Гроза приближается

На следующий день барыня послала Мишку за Мишелем. Мишель ушёл к Дмитрию Валерьяновичу после завтрака, а дело шло уже к обеду.

Топотун, по своей привычке, прямо во флигель не пошёл, а послонялся по двору так, чтоб его не видно было из барских окон. И тут заметил он, как прошли во флигель несколько людей, в том числе Антип-кучер и Никифор-дворник. Затем семенящей походкой прибежала туда же ключница Егоровна. Потом из дома, озираясь по сторонам, выбежала и понеслась стремглав по двору горничная Наташа.

— Ой! Ты что тут стоишь? — испуганно спросила она.

— Я сейчас во флигель войду, — важно промолвил Топотун, — а ты не метайся, бога ради, по двору, как мышь, тебя дяденька Захар из окна заприметит.

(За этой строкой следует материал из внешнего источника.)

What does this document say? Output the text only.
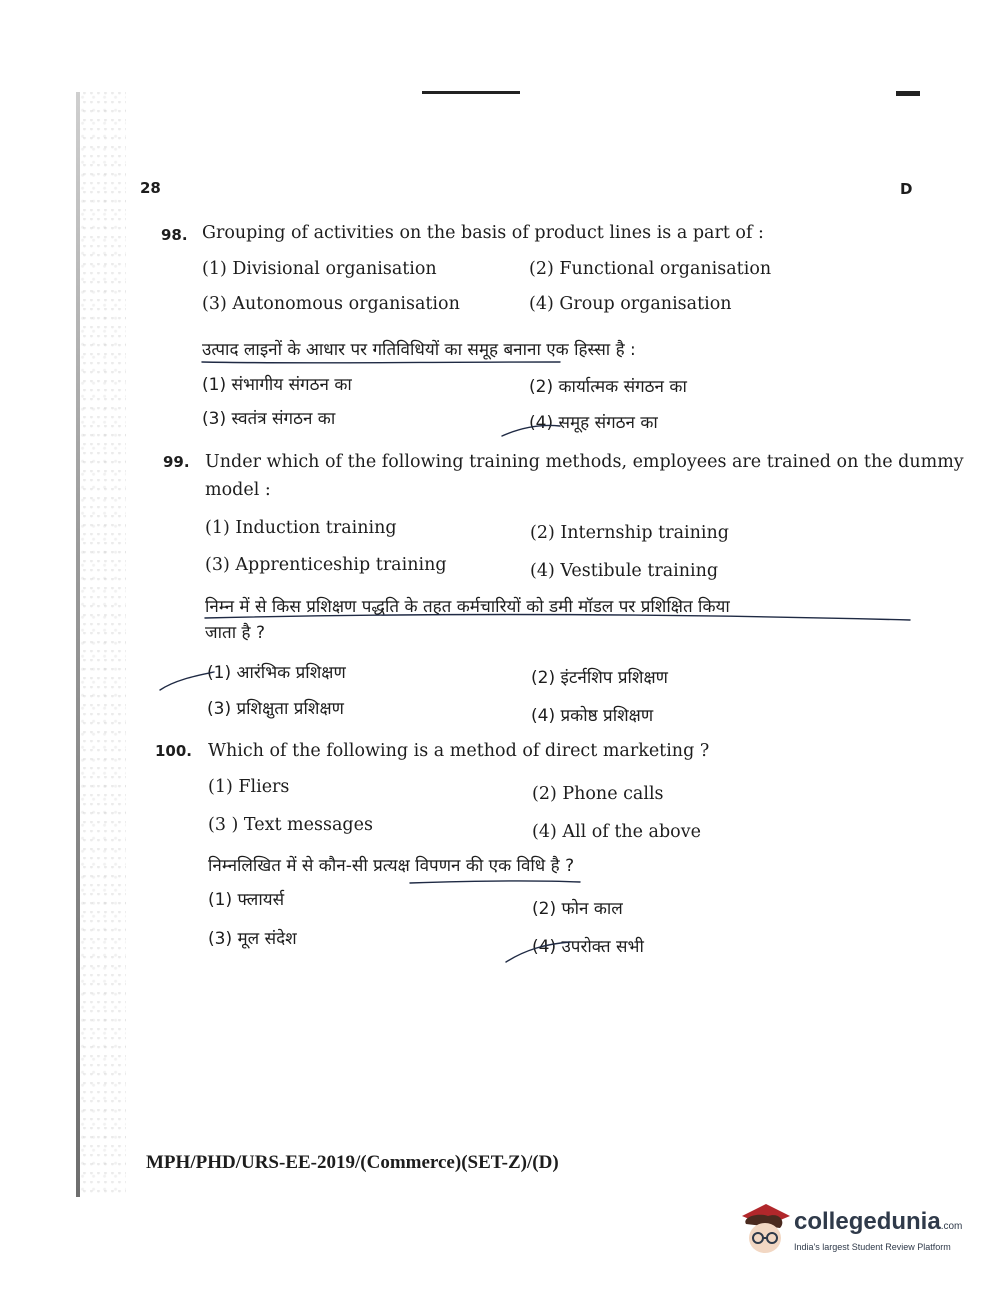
28	D
98. Grouping of activities on the basis of product lines is a part of :
(1) Divisional organisation	(2) Functional organisation
(3) Autonomous organisation	(4) Group organisation
उत्पाद लाइनों के आधार पर गतिविधियों का समूह बनाना एक हिस्सा है :
(1) संभागीय संगठन का	(2) कार्यात्मक संगठन का
(3) स्वतंत्र संगठन का	(4) समूह संगठन का
99. Under which of the following training methods, employees are trained on the dummy
model :
(1) Induction training	(2) Internship training
(3) Apprenticeship training	(4) Vestibule training
निम्न में से किस प्रशिक्षण पद्धति के तहत कर्मचारियों को डमी मॉडल पर प्रशिक्षित किया
जाता है ?
(1) आरंभिक प्रशिक्षण	(2) इंटर्नशिप प्रशिक्षण
(3) प्रशिक्षुता प्रशिक्षण	(4) प्रकोष्ठ प्रशिक्षण
100. Which of the following is a method of direct marketing ?
(1) Fliers	(2) Phone calls
(3 ) Text messages	(4) All of the above
निम्नलिखित में से कौन-सी प्रत्यक्ष विपणन की एक विधि है ?
(1) फ्लायर्स	(2) फोन काल
(3) मूल संदेश	(4) उपरोक्त सभी
MPH/PHD/URS-EE-2019/(Commerce)(SET-Z)/(D)
collegedunia.com
India's largest Student Review Platform
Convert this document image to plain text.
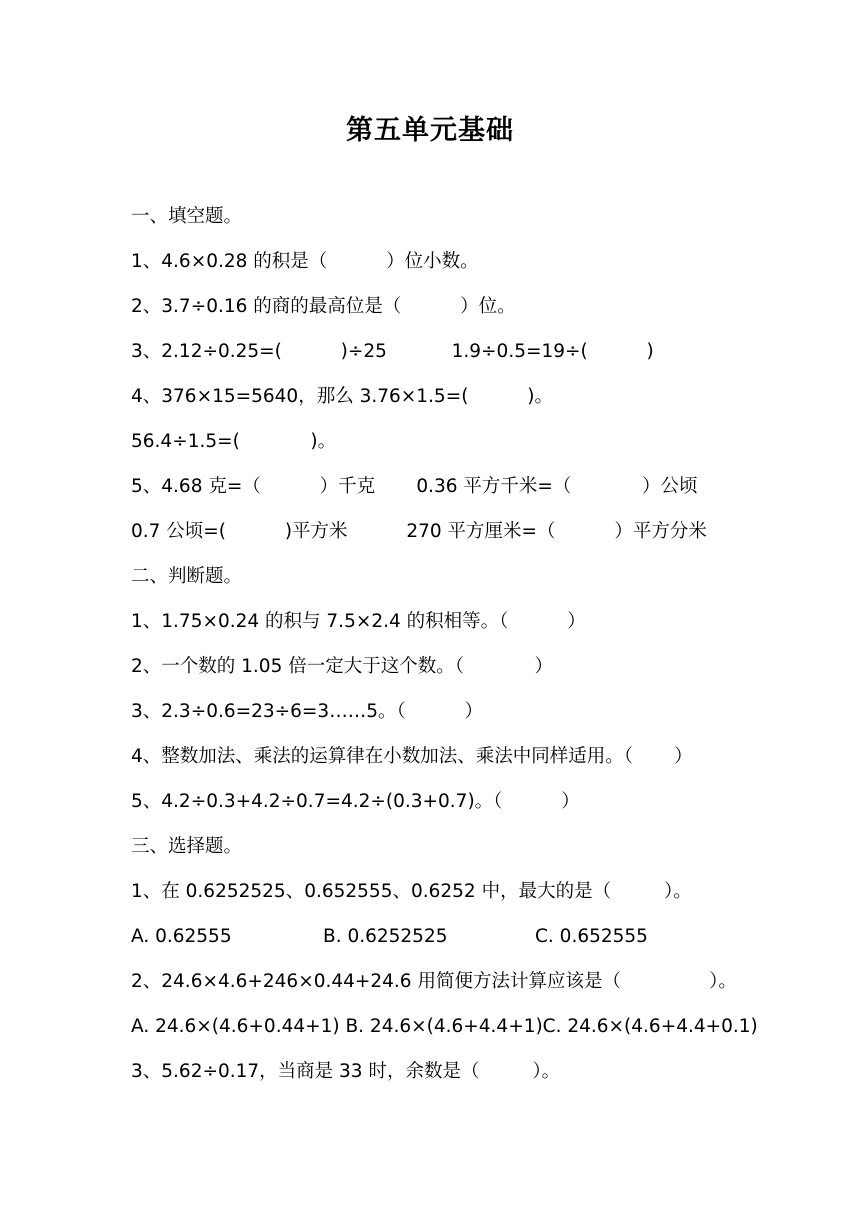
第五单元基础
一、填空题。
1、4.6×0.28 的积是（          ）位小数。
2、3.7÷0.16 的商的最高位是（          ）位。
3、2.12÷0.25=(          )÷25           1.9÷0.5=19÷(          )
4、376×15=5640，那么 3.76×1.5=(          )。
56.4÷1.5=(            )。
5、4.68 克=（          ）千克       0.36 平方千米=（            ）公顷
0.7 公顷=(          )平方米          270 平方厘米=（          ）平方分米
二、判断题。
1、1.75×0.24 的积与 7.5×2.4 的积相等。（          ）
2、一个数的 1.05 倍一定大于这个数。（            ）
3、2.3÷0.6=23÷6=3……5。（          ）
4、整数加法、乘法的运算律在小数加法、乘法中同样适用。（       ）
5、4.2÷0.3+4.2÷0.7=4.2÷(0.3+0.7)。（          ）
三、选择题。
1、在 0.6252525、0.652555、0.6252 中，最大的是（         ）。

A. 0.62555

	B. 0.6252525

	C. 0.652555

2、24.6×4.6+246×0.44+24.6 用简便方法计算应该是（               ）。
A. 24.6×(4.6+0.44+1) B. 24.6×(4.6+4.4+1)C. 24.6×(4.6+4.4+0.1)
3、5.62÷0.17，当商是 33 时，余数是（         ）。
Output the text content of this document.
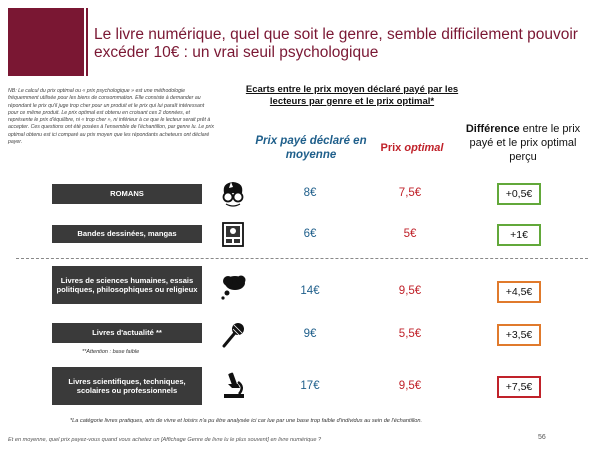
Le livre numérique, quel que soit le genre, semble difficilement pouvoir excéder 10€ : un vrai seuil psychologique
NB: Le calcul du prix optimal ou « prix psychologique » est une méthodologie fréquemment utilisée pour les biens de consommation. Elle consiste à demander au répondant le prix qu'il juge trop cher pour un produit et le prix qui lui paraît intéressant pour ce même produit. Le prix optimal est obtenu en croisant ces 2 données, et représente le prix d'équilibre, ni « trop cher », ni inférieur à ce que le lecteur serait prêt à accepter. Ces questions ont été posées à l'ensemble de l'échantillon, par genre lu. Le prix optimal obtenu est ici comparé au prix moyen que les répondants acheteurs ont déclaré payer.
Ecarts entre le prix moyen déclaré payé par les lecteurs par genre et le prix optimal*
Prix payé déclaré en moyenne
Prix optimal
Différence entre le prix payé et le prix optimal perçu
ROMANS	8€	7,5€	+0,5€
Bandes dessinées, mangas	6€	5€	+1€
Livres de sciences humaines, essais politiques, philosophiques ou religieux	14€	9,5€	+4,5€
Livres d'actualité **	9€	5,5€	+3,5€
**Attention : base faible
Livres scientifiques, techniques, scolaires ou professionnels	17€	9,5€	+7,5€
*La catégorie livres pratiques, arts de vivre et loisirs n'a pu être analysée ici car lue par une base trop faible d'individus au sein de l'échantillon.
Et en moyenne, quel prix payez-vous quand vous achetez un [Affichage Genre de livre lu le plus souvent] en livre numérique ?	56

Наташа скрылась во флигеле, и Топотун нырнул туда же.

Проходя по коридору, он услышал голоса, которые шли из комнаты Трофима. Подслушивать чужие разговоры, конечно, стыдно, и Топотун это знал, но какая-то неведомая сила заставила его остановиться.

— Соберёмся да и пойдём, — говорил Ангин, — у меня кум в Зарядье, сани даст. Человек восемь влезут.

— Куда? — спросил Трофим.

— В деревню. А куда ещё?

— Приснилось это тебе, — сказала Егоровна, — да мы и не дойдём до Зарядья. Схватят! Видал, нынче сколько караулов стоит, а другие ихние по переулкам шныряют?

— Ежели поодиночке бежать, а потом собраться…

— Ничего не выйдет, растеряемся, — настаивала Егоровна, — да я бы хоть пешком пошла в деревню, да и то не выйдет!

— А что в деревне делать? — спросил Трофим.

— Что? Слышал, говорят, что в настоящем царском манифесте не так написано: землю-то всю присудили мужикам, да баре не отдают…

— Сказки, — угрюмо промолвил Трофим, — что написано, то и есть.

— А что нам в городе? — сказал дворник Никифор. — Мы деревенские. Известное дело, неволя, боярский двор — стоя наешься, сидя наспишься.

— Ну и ступай, оглашенный! — в сердцах сказала Егоровна. — Бороду отрастил, а сам как дитё. Кто тебя пустит в твою деревню?

— Э, всех бояться, в постели оставаться, — отвечал Никифор.

— Трофим, да скажи ему ты! — возопила Егоровна.

Трофим, однако, не отозвался. Молчание стояло долго.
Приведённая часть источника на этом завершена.